Por lo tanto, la ideología se sustenta en una fantasía inconsciente que agrega la experiencia del sujeto y lo moviliza consonante sus intereses. Las personas se mueven por ella y creen a pies juntillas en ella. Creencia, debemos leerla en términos de enlaces subjetivos, pero también más allá de lo estrictamente fenomenológico, pues implica siempre una materialización. Sin embargo, la creencia mantiene la estructura ideológica que regula la realidad social. No obstante, ello no significa el predominio de una perspectiva conductista (inepta), pues la intervención de la actuación externa, que también regula la creencia, es siempre el soporte material del inconsciente.

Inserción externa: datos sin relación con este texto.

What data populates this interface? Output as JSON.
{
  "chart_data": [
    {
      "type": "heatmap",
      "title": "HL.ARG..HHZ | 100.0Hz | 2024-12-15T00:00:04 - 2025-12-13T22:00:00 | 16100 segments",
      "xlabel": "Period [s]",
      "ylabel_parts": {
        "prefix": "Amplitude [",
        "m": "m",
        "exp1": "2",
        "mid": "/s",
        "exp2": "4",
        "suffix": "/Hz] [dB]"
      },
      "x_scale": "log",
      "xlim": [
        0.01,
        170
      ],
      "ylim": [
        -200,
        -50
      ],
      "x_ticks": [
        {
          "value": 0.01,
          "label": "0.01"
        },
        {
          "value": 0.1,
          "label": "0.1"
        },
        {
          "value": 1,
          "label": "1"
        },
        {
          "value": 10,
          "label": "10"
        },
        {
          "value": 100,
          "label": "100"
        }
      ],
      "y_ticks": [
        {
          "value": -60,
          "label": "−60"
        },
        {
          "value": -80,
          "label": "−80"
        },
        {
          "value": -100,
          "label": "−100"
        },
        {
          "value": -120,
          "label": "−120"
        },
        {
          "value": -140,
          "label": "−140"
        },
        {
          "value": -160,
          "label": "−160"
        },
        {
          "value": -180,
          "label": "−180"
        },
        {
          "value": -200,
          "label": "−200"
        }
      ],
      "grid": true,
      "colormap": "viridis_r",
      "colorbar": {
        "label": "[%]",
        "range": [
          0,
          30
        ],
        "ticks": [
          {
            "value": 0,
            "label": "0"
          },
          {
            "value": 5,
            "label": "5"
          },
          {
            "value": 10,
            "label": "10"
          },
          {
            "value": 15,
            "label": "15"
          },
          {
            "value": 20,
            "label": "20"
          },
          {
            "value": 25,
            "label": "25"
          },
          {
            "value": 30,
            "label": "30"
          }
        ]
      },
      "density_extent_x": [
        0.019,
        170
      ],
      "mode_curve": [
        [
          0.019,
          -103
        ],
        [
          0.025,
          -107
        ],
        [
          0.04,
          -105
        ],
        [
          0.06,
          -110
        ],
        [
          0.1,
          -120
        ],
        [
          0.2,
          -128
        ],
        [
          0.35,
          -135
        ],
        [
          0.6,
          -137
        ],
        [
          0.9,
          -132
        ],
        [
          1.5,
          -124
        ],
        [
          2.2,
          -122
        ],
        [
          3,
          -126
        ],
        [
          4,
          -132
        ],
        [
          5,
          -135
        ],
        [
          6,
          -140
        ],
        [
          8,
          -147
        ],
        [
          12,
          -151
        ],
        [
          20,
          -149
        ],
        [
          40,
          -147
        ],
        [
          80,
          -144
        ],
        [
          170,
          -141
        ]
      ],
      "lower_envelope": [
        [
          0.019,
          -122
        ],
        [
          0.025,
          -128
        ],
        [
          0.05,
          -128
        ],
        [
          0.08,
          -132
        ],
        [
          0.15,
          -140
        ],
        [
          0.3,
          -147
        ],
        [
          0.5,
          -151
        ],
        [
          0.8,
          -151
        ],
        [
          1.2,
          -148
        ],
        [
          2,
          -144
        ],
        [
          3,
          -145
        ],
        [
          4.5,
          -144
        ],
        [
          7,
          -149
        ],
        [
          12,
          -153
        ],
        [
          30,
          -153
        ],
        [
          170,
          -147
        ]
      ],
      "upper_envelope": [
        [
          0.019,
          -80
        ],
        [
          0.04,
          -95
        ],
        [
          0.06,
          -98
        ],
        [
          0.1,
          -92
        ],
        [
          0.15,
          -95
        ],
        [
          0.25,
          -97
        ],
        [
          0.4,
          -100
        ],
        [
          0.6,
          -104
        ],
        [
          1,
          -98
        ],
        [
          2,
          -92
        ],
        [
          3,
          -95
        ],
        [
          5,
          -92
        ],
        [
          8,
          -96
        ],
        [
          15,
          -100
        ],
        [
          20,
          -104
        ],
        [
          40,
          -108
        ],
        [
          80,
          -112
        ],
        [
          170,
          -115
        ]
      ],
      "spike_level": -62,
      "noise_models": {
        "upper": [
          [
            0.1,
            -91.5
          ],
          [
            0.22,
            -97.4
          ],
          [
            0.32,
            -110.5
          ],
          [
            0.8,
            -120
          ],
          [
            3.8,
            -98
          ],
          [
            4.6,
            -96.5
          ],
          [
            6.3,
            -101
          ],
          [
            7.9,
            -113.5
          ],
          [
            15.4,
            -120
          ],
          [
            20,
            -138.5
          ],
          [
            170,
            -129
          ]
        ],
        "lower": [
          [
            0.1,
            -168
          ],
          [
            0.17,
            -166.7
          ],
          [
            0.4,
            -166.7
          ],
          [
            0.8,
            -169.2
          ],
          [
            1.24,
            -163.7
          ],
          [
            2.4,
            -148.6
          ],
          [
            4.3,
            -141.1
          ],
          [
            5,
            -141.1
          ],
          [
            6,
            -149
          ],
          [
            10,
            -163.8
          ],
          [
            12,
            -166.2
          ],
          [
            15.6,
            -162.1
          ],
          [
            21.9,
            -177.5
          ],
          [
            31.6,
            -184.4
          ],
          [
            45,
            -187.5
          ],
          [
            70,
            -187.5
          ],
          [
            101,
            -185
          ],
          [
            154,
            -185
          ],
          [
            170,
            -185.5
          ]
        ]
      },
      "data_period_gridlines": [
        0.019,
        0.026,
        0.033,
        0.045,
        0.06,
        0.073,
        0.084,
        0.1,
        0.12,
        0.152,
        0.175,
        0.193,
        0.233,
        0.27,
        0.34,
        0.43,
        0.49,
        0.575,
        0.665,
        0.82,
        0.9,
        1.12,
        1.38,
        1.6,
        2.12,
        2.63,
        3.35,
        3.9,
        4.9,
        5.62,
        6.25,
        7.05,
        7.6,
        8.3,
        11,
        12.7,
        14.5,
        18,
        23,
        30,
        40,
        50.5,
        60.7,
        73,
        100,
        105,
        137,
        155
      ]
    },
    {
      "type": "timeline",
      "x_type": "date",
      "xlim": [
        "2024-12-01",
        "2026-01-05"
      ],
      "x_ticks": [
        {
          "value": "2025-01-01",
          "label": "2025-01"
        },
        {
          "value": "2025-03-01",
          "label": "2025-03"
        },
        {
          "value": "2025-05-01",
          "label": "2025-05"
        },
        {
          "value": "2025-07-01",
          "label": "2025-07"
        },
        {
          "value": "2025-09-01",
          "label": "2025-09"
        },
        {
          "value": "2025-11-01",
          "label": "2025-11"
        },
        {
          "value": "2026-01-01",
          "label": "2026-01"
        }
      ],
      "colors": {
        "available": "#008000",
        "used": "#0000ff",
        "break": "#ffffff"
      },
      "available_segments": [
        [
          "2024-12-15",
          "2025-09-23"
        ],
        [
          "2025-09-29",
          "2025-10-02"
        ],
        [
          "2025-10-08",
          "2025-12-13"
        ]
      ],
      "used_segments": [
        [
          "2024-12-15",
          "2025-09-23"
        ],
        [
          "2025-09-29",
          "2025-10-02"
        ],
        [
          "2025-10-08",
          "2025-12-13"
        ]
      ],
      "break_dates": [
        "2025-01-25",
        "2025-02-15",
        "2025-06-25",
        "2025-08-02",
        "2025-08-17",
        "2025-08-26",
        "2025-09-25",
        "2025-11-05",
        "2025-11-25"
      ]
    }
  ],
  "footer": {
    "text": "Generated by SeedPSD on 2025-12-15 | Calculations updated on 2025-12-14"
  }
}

Como resultado de ello, existe una interconexión entre inconsciente y acción del sujeto.
En resumen, podemos decir que el aspecto central de la ideología es la construcción de una fantasía que aparenta ser el sustentáculo básico de nuestro mundo social, cuando, al fin y al cabo, es una ilusión que busca producir el universo axiológico que regula la nuestra existencia.